NEW YORK (Conqueroo/ www.conqueroo.com) - Ellis Hooks has completed a brand new Nashville-recorded album that will be released on August 9 on Evidence Records. Godson of Soul is a groove-oriented album featuring a few Nashville notables including Steve Cropper (who co-wrote 'Was it Something I Said?' with Hooks and producer Jon Tiven);
Memphis Horns trumpeter Wayne Jackson; superstar drummer Chester Thompson; and country legend Marty Brown, who sings a duet with Hooks on 'Chainsaw,' a song they wrote together. In addition, an answering-machine message that
Bobby Womack once left for Hooks' producer finds its way onto the album.
Godson of Soul was produced in Nashville by noted producer and songwriter Jon Tiven, who has produced all of Ellis' CDs to date.
'The title tells it all,' explains Hooks, 'If there was any confusion before, I think it's pretty direct on this record. There are very few legit soul artists left in this world, and I'm proud to be one of them.'
Producer Tiven has this to say about Hooks: 'With Ellis, what you see and hear is what he is. There is no pretension, no role-playing, no dress-up time at the O.K. Corral. He is the Great Lost Legendary Soul Singer, the son that Otis and Tina never had, and he can't help himself.'
Last year's U.S. debut album, Uncomplicated on Artemis Records, received resounding critical acclaim. The New York Times' Jon Pareles wrote, 'When he gets riled up, as in ‘Can't Take This No More,' or jubilant, as in the album's title song (‘Uncomplicated') and the mambo-gospel rocker ‘The Hand of God,' he testifies like a master.'
No Depression observed: 'And while it's his voice that grabs you, Hooks is a solid songwriter with a natural sense for the great pop hook, the very thing that distinguished the great soul singers of the 60s.' And Paste magazine cited: 'Hooks has one of the most original voices to come out of R&B since the heyday of the great
Memphis soul scene . . . he writes songs that resonate deeply in the broken recesses of the human heart.'
Ellis Hooks was born just outside of Mobile,
Alabama to an African-American sharecropper and his Cherokee bride, and was brought up on the music of Sam Cooke, Otis Redding, and
James Brown that his 12 older brothers and sisters played around the house. He ran away from home before high school to find fame and fortune as a soul singer, only to realize that the world was not ready for such an individual. He busked in the streets of Paris and Tokyo before landing back in New York where Tiven discovered him.

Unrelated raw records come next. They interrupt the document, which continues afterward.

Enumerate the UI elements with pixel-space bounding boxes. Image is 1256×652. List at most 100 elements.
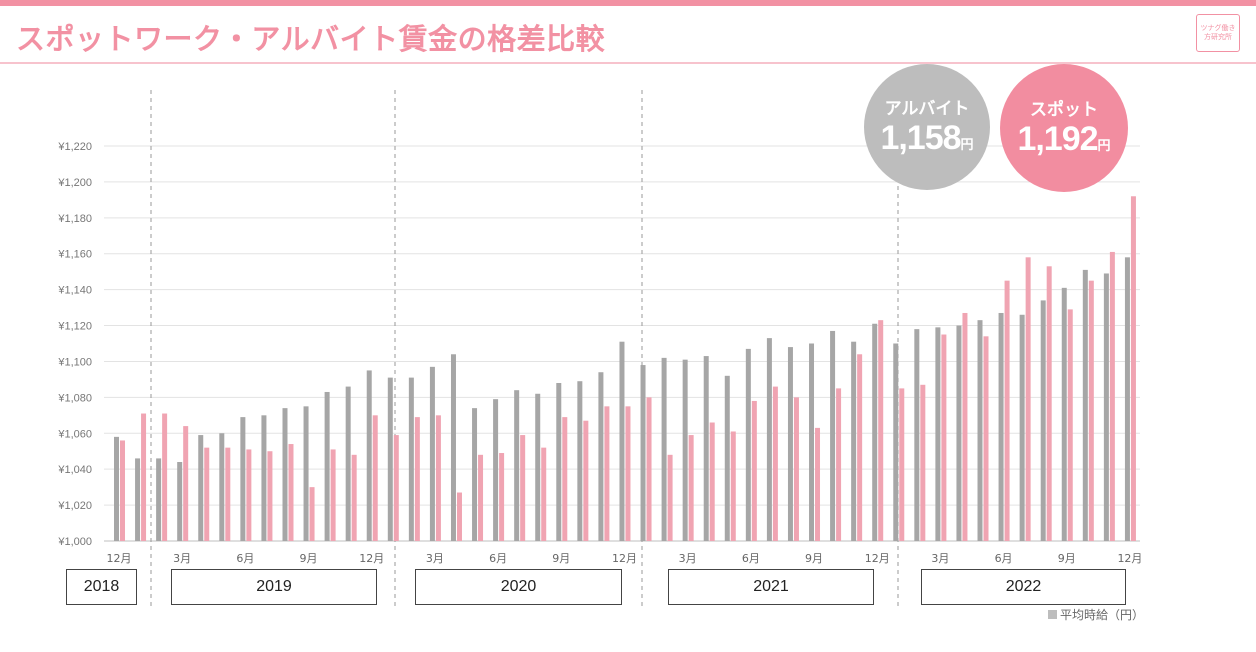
bar-arubaito <box>240 417 246 541</box>
bar-spot <box>204 447 210 541</box>
bar-spot <box>246 449 252 541</box>
bar-arubaito <box>766 338 772 541</box>
bar-spot <box>730 431 736 541</box>
y-tick-label: ¥1,220 <box>57 141 92 153</box>
bar-arubaito <box>1061 287 1067 541</box>
x-tick-label: 3月 <box>679 552 697 565</box>
bar-arubaito <box>177 462 183 541</box>
bar-arubaito <box>598 372 604 541</box>
bar-arubaito <box>830 330 836 541</box>
y-tick-label: ¥1,020 <box>57 500 92 512</box>
bar-spot <box>667 454 673 541</box>
bar-arubaito <box>514 390 520 541</box>
x-tick-label: 9月 <box>805 552 823 565</box>
arubaito-bubble-label: アルバイト <box>884 98 970 118</box>
bar-arubaito <box>387 377 393 541</box>
bar-arubaito <box>156 458 162 541</box>
bar-arubaito <box>366 370 372 541</box>
y-tick-label: ¥1,120 <box>57 321 92 333</box>
bar-spot <box>1067 309 1073 541</box>
spot-bubble-unit: 円 <box>1097 137 1111 153</box>
y-tick-label: ¥1,000 <box>57 536 92 548</box>
bar-spot <box>162 413 168 541</box>
bar-spot <box>772 386 778 541</box>
bar-arubaito <box>661 357 667 541</box>
bar-arubaito <box>493 399 499 541</box>
bar-arubaito <box>1124 257 1130 541</box>
bar-arubaito <box>851 341 857 541</box>
year-label-2022: 2022 <box>921 569 1126 605</box>
bar-spot <box>520 435 526 541</box>
arubaito-bubble-unit: 円 <box>960 136 974 152</box>
bar-arubaito <box>535 393 541 541</box>
arubaito-bubble-value: 1,158 <box>880 118 961 157</box>
bar-arubaito <box>872 323 878 541</box>
bar-arubaito <box>282 408 288 541</box>
bar-arubaito <box>640 365 646 541</box>
x-tick-label: 3月 <box>931 552 949 565</box>
bar-spot <box>541 447 547 541</box>
bar-spot <box>478 454 484 541</box>
bar-arubaito <box>345 386 351 541</box>
x-tick-label: 12月 <box>107 552 132 565</box>
y-tick-label: ¥1,180 <box>57 213 92 225</box>
bar-arubaito <box>219 433 225 541</box>
bar-arubaito <box>1019 314 1025 541</box>
bar-arubaito <box>745 348 751 541</box>
bar-spot <box>330 449 336 541</box>
bar-arubaito <box>1040 300 1046 541</box>
bar-spot <box>351 454 357 541</box>
x-tick-label: 6月 <box>742 552 760 565</box>
bar-spot <box>646 397 652 541</box>
bar-arubaito <box>914 329 920 541</box>
bar-arubaito <box>977 320 983 541</box>
bar-spot <box>288 444 294 541</box>
bar-spot <box>456 492 462 541</box>
bar-spot <box>1004 280 1010 541</box>
x-tick-label: 6月 <box>236 552 254 565</box>
bar-spot <box>435 415 441 541</box>
x-tick-label: 12月 <box>612 552 637 565</box>
bar-spot <box>709 422 715 541</box>
bar-spot <box>1046 266 1052 541</box>
bar-spot <box>583 420 589 541</box>
bar-spot <box>183 426 189 541</box>
bar-arubaito <box>1082 269 1088 541</box>
bar-spot <box>141 413 147 541</box>
title-divider <box>0 62 1256 64</box>
bar-spot <box>562 417 568 541</box>
bar-arubaito <box>998 312 1004 541</box>
y-tick-label: ¥1,100 <box>57 356 92 368</box>
bar-spot <box>941 334 947 541</box>
bar-arubaito <box>787 347 793 541</box>
bar-arubaito <box>198 435 204 541</box>
spot-average-bubble: スポット 1,192円 <box>1000 64 1128 192</box>
year-label-2019: 2019 <box>171 569 377 605</box>
bar-spot <box>267 451 273 541</box>
bar-arubaito <box>703 356 709 541</box>
bar-spot <box>604 406 610 541</box>
bar-arubaito <box>324 391 330 541</box>
bar-spot <box>751 400 757 541</box>
bar-spot <box>120 440 125 541</box>
bar-spot <box>309 487 315 541</box>
x-tick-label: 9月 <box>1058 552 1076 565</box>
bar-arubaito <box>682 359 688 541</box>
x-tick-label: 6月 <box>995 552 1013 565</box>
x-tick-label: 12月 <box>359 552 384 565</box>
bar-arubaito <box>577 381 583 541</box>
year-label-2020: 2020 <box>415 569 622 605</box>
bar-spot <box>815 427 821 541</box>
bar-arubaito <box>724 375 730 541</box>
note-swatch <box>1048 610 1057 619</box>
top-accent-bar <box>0 0 1256 6</box>
y-tick-label: ¥1,080 <box>57 392 92 404</box>
bar-spot <box>625 406 631 541</box>
y-tick-label: ¥1,040 <box>57 464 92 476</box>
note-text: 平均時給（円） <box>1060 608 1145 622</box>
year-label-2018: 2018 <box>66 569 137 605</box>
logo-text: ツナグ働き方研究所 <box>1200 24 1236 41</box>
bar-arubaito <box>956 325 962 541</box>
bar-arubaito <box>429 366 435 541</box>
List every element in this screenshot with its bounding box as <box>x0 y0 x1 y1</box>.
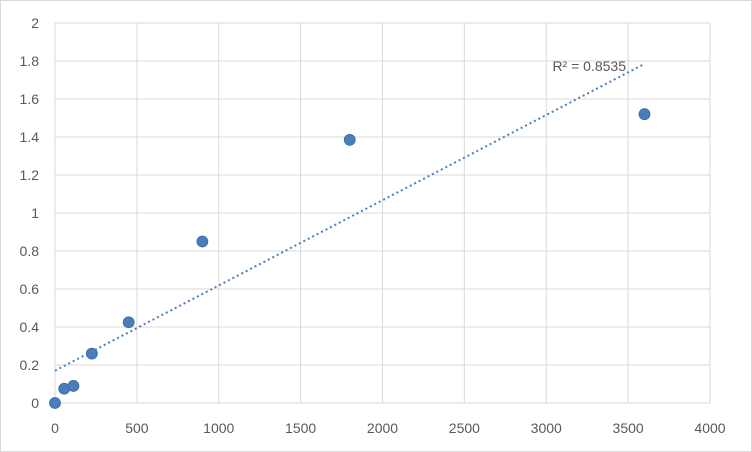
x-tick-label: 2500 <box>449 420 480 436</box>
x-tick-label: 1000 <box>203 420 234 436</box>
data-point <box>638 108 651 121</box>
data-point <box>343 133 356 146</box>
y-tick-label: 0 <box>31 395 39 411</box>
x-tick-label: 0 <box>51 420 59 436</box>
y-tick-label: 0.2 <box>20 357 40 373</box>
y-tick-label: 1.4 <box>20 129 40 145</box>
data-point <box>196 235 209 248</box>
data-point <box>85 347 98 360</box>
y-tick-label: 1.6 <box>20 91 40 107</box>
trendline <box>54 62 645 372</box>
x-tick-label: 4000 <box>694 420 725 436</box>
x-tick-label: 3500 <box>613 420 644 436</box>
y-tick-label: 1.2 <box>20 167 40 183</box>
y-tick-label: 0.4 <box>20 319 40 335</box>
x-tick-label: 500 <box>125 420 149 436</box>
x-tick-label: 2000 <box>367 420 398 436</box>
gridlines <box>54 22 711 404</box>
data-point <box>49 397 61 409</box>
y-tick-label: 0.8 <box>20 243 40 259</box>
x-axis-tick-labels: 0 500 1000 1500 2000 2500 3000 3500 4000 <box>51 420 726 436</box>
r-squared-label: R² = 0.8535 <box>552 58 626 74</box>
y-axis-tick-labels: 0 0.2 0.4 0.6 0.8 1 1.2 1.4 1.6 1.8 2 <box>20 15 40 411</box>
data-point <box>122 316 135 329</box>
x-tick-label: 1500 <box>285 420 316 436</box>
y-tick-label: 2 <box>31 15 39 31</box>
data-points <box>49 108 651 409</box>
data-point <box>67 379 80 392</box>
y-tick-label: 1 <box>31 205 39 221</box>
y-tick-label: 1.8 <box>20 53 40 69</box>
y-tick-label: 0.6 <box>20 281 40 297</box>
x-tick-label: 3000 <box>531 420 562 436</box>
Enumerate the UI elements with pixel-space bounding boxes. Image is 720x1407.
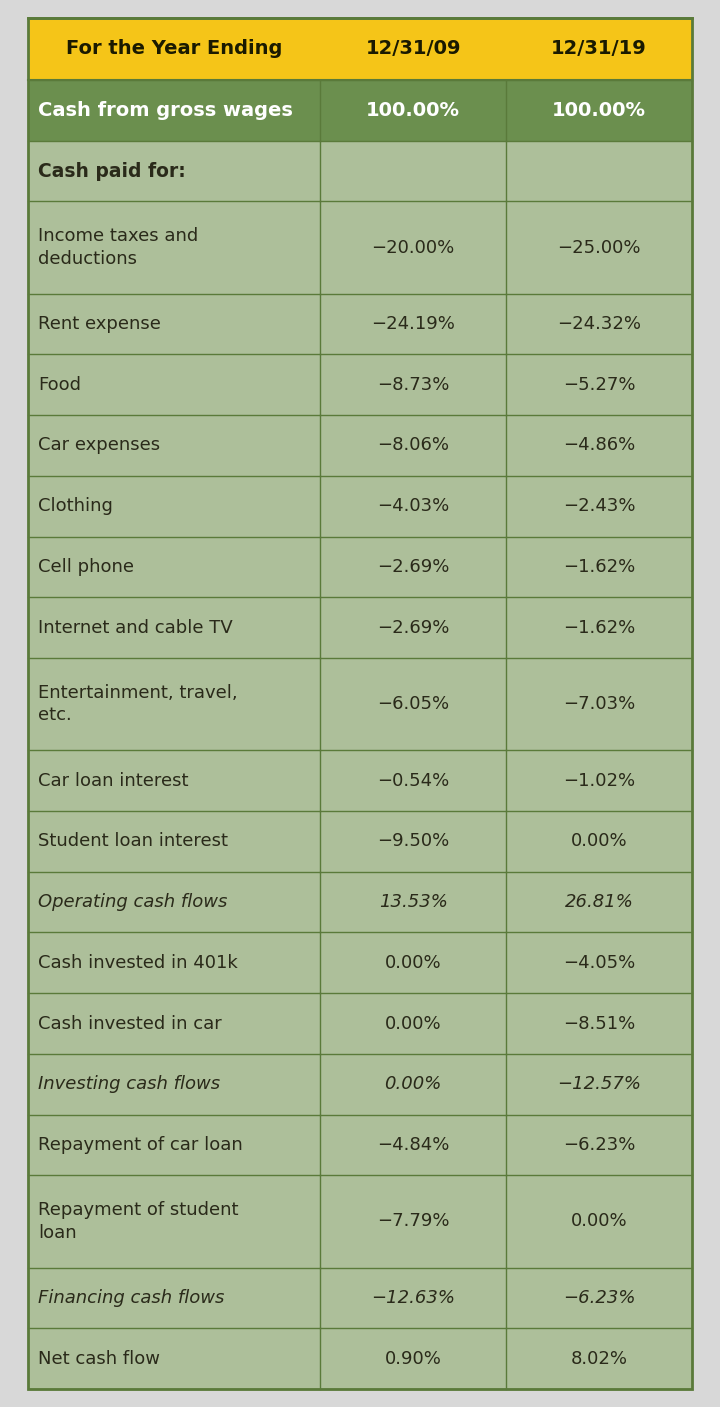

Completing his own new album is not Hooks' only activity of late:
He sang backgrounds on Frank Black's new album, Honeycomb, to be released July 24th on Back Porch/Virgin Records, and is also on the follow-up album, The Sicilian, to be released early in 2006. He performed on new
Little Milton album, Think of Me (Telarc), and wrote one song with
Milton for the recording. Hooks also sang lead on the Gary Lucas/Gods & Monsters album version of 'Grace' (which
Lucas wrote with
Jeff Buckley and was originally recorded by Buckley on his debut album.) The album, which also features
David Johansen, should hit the streets later this year.